Fibrocartilaginous embolism

benny

Ben at the clinic yesterday, now a healthy and sprightly teenager of 13!

Benny, a very fit and active 10 year old, had been playing ball down near his home on Throsby Creek,  when all of a sudden he turned and collapsed.  He was absolutely unable to use either of his back legs. With difficulty his owners Alison and Alan carried him to the car – luckily, he didn’t seem to be too painful – and brought him straight up to us where by that time he had some function back in his left leg but still couldn’t stand up. His right leg was paralysed.

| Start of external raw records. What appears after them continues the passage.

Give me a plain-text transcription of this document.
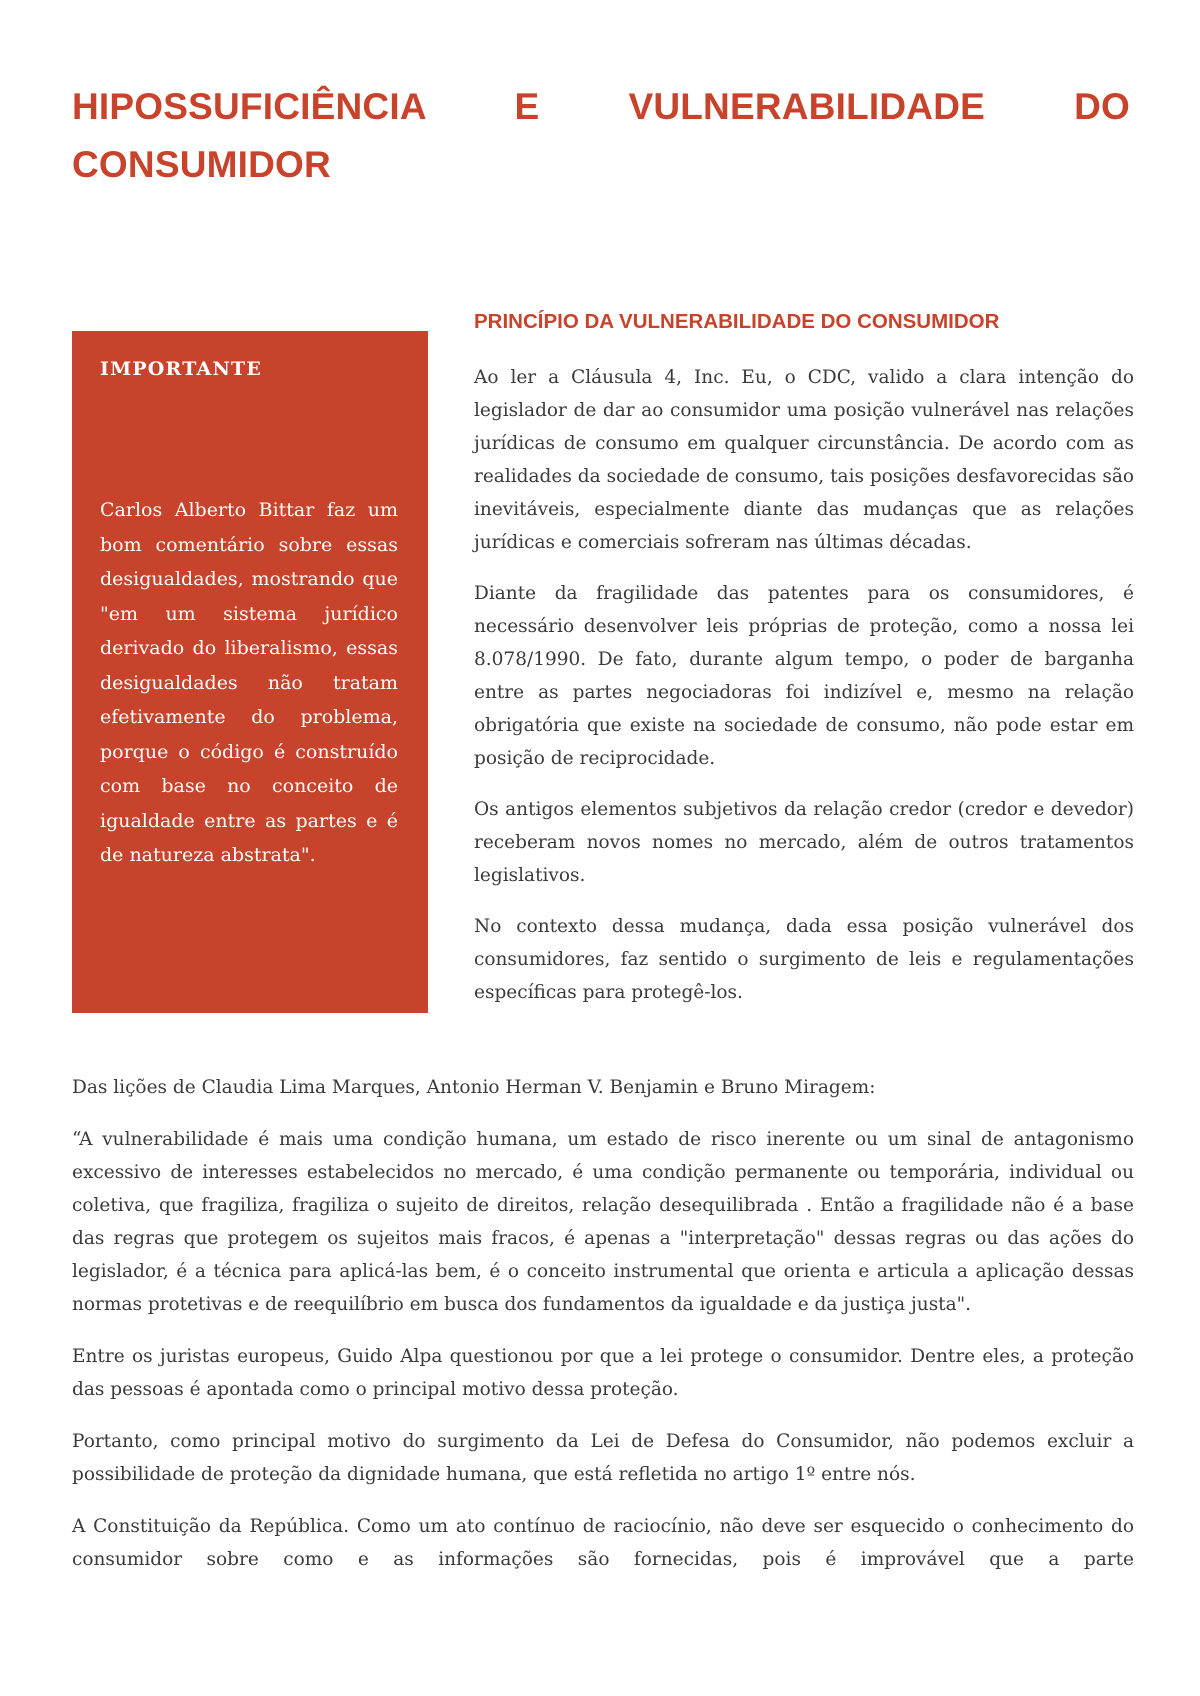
HIPOSSUFICIÊNCIA E VULNERABILIDADE DO CONSUMIDOR
IMPORTANTE

Carlos Alberto Bittar faz um bom comentário sobre essas desigualdades, mostrando que "em um sistema jurídico derivado do liberalismo, essas desigualdades não tratam efetivamente do problema, porque o código é construído com base no conceito de igualdade entre as partes e é de natureza abstrata".

PRINCÍPIO DA VULNERABILIDADE DO CONSUMIDOR

Ao ler a Cláusula 4, Inc. Eu, o CDC, valido a clara intenção do legislador de dar ao consumidor uma posição vulnerável nas relações jurídicas de consumo em qualquer circunstância. De acordo com as realidades da sociedade de consumo, tais posições desfavorecidas são inevitáveis, especialmente diante das mudanças que as relações jurídicas e comerciais sofreram nas últimas décadas.

Diante da fragilidade das patentes para os consumidores, é necessário desenvolver leis próprias de proteção, como a nossa lei 8.078/1990. De fato, durante algum tempo, o poder de barganha entre as partes negociadoras foi indizível e, mesmo na relação obrigatória que existe na sociedade de consumo, não pode estar em posição de reciprocidade.

Os antigos elementos subjetivos da relação credor (credor e devedor) receberam novos nomes no mercado, além de outros tratamentos legislativos.

No contexto dessa mudança, dada essa posição vulnerável dos consumidores, faz sentido o surgimento de leis e regulamentações específicas para protegê-los.

Das lições de Claudia Lima Marques, Antonio Herman V. Benjamin e Bruno Miragem:

“A vulnerabilidade é mais uma condição humana, um estado de risco inerente ou um sinal de antagonismo excessivo de interesses estabelecidos no mercado, é uma condição permanente ou temporária, individual ou coletiva, que fragiliza, fragiliza o sujeito de direitos, relação desequilibrada . Então a fragilidade não é a base das regras que protegem os sujeitos mais fracos, é apenas a "interpretação" dessas regras ou das ações do legislador, é a técnica para aplicá-las bem, é o conceito instrumental que orienta e articula a aplicação dessas normas protetivas e de reequilíbrio em busca dos fundamentos da igualdade e da justiça justa".

Entre os juristas europeus, Guido Alpa questionou por que a lei protege o consumidor. Dentre eles, a proteção das pessoas é apontada como o principal motivo dessa proteção.

Portanto, como principal motivo do surgimento da Lei de Defesa do Consumidor, não podemos excluir a possibilidade de proteção da dignidade humana, que está refletida no artigo 1º entre nós.

A Constituição da República. Como um ato contínuo de raciocínio, não deve ser esquecido o conhecimento do consumidor sobre como e as informações são fornecidas, pois é improvável que a parte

We gave Ben something to settle his agitation and established that there were no unstable fractures and actually not a lot of pain. We gave him pain relief anyway. He was “knuckling” (ie bearing weight on the top of his foot on his right hind leg) and he lacked a “withdrawal” reflex on this foot – both signs that localised the problem to the lower spine. The good thing was that he could still feel pain if we squeezed his toes hard enough – this indicated that there was still some function in his spine and still hope in sight.  We didn’t know at this stage if we were dealing with a “slipped disc”, a tumour , a spinal “stroke” or vascular accident or some other pathology, and with the nearest advanced imaging facility 2 hours away we kept him overnight on a morphine drip and made some appointments for the next day in Sydney.

A CT scan in Sydney failed to reveal any significant spinal cord compression, which suggested a syndrome,  likely given his breed and the running around at the time of injury, where a very small piece of disc material comes loose and hits the spinal cord with high speed, causing bruising and swelling. Alternatively this disc material could end up in the blood stream and cause a blockage (embolism) of the blood flow to a small area of the spinal cord.

This was GOOD NEWS. Ben was sent home and told to REST.   Alison and Alan made a sling to support his body while he went outside several times a day to walk. Ben went from strength to strength. Within a week he was up and walking, using his stiff R hind leg as a sort of prop to propel himself along. We got him a boot and that seemed to make him a little more aware of where his foot was. Alison and Alan did physio daily, massaging, flexing and extending the leg, and within a fortnight of the accident he had started to put weight on his R foot as well.  All in all in took about 4 weeks for Ben to walk without scuffing his toes.

Fibrocartilaginous embolism can affect any dog although about half are giant breeds. Most are young adults 3-6 years of age, and most damage the lumbar area of their spinal chord. Unlike in Benny’s case damage can progress over 24 hours but it stops getting worse after that. Most patients make a significant if not full recovery over the next 4 – 6 weeks.

If we had had access to an MRI scanner 3 years ago we may have seen the lesion that caused Ben’s problem. Without access to advanced imaging we can never be sure of what has happened, but treatment of rest and physio, even if there was a disc rupture, is very reasonable as long as there is no pain.

The good news is it rarely happens twice!